- Interactive map of Cai Lậy
- Country: Vietnam
- Region: Mekong Delta
- Province: Đồng Tháp
- Establish: June 16, 2025

Area
- • Total: 26 km^{2} (10 sq mi)

Population (2024)
- • Total: 34,117 people
- • Density: 1,300/km^{2} (3,400/sq mi)
- Area code: 28439

= Cai Lậy, Đồng Tháp =

Cai Lậy is a ward in Đồng Tháp province, Vietnam. This is one of 102 communes and wards in the province.

== Geography ==
Cai Lậy is a ward located in the eastern part of Đồng Tháp province, 30 km west of Mỹ Tho ward and about 70 km east of Cao Lãnh ward. The ward has the following geographical location:

- To the east, it borders Nhị Quý ward
- To the northwest, it borders Thanh Hòa.
- To the south, it borders the Long Tiên commune.
- To the north, it borders Mỹ Phước Tây ward.

== History ==
Prior to 2025, the ward was part of Cai Lậy district-level town, Tiền Giang province.

On June 12, 2025, the National Assembly of Vietnam issued Resolution No. 202/2025/QH15 on the rearrangement of provincial-level administrative units.

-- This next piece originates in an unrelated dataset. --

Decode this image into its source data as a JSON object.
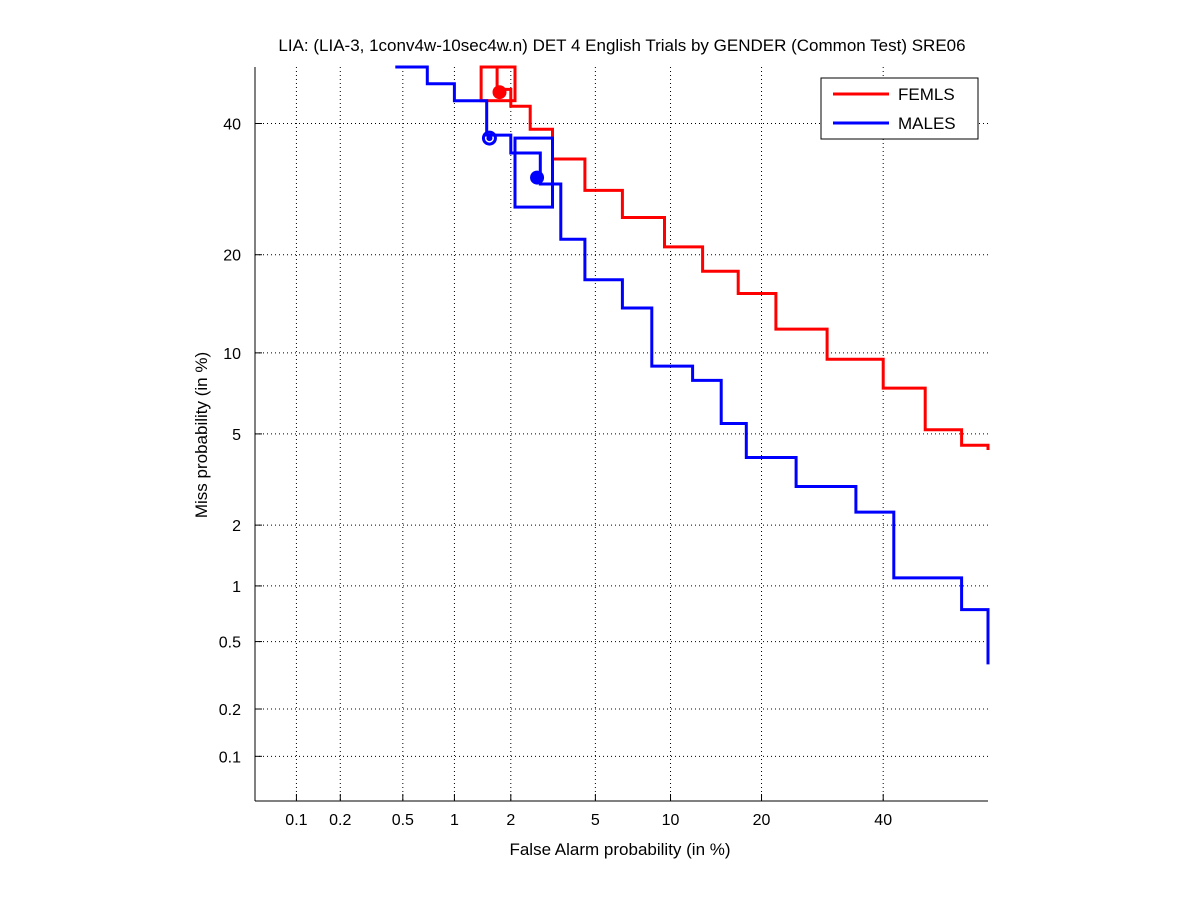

Accordingly, the entire natural area and population size of Tiền Giang province and Đồng Tháp province will be combined into a new province called Đồng Tháp province.

On June 16, 2025, the Standing Committee of the 15th National Assembly issued Resolution No. 1663/NQ-UBTVQH15 on the rearrangement of commune-level administrative units in Đồng Tháp province in 2025. Accordingly:
- Cai Lậy ward was established by merging the entire area and population of Ward 4, Ward 5, and Long Khánh commune in Cai Lậy district-level town.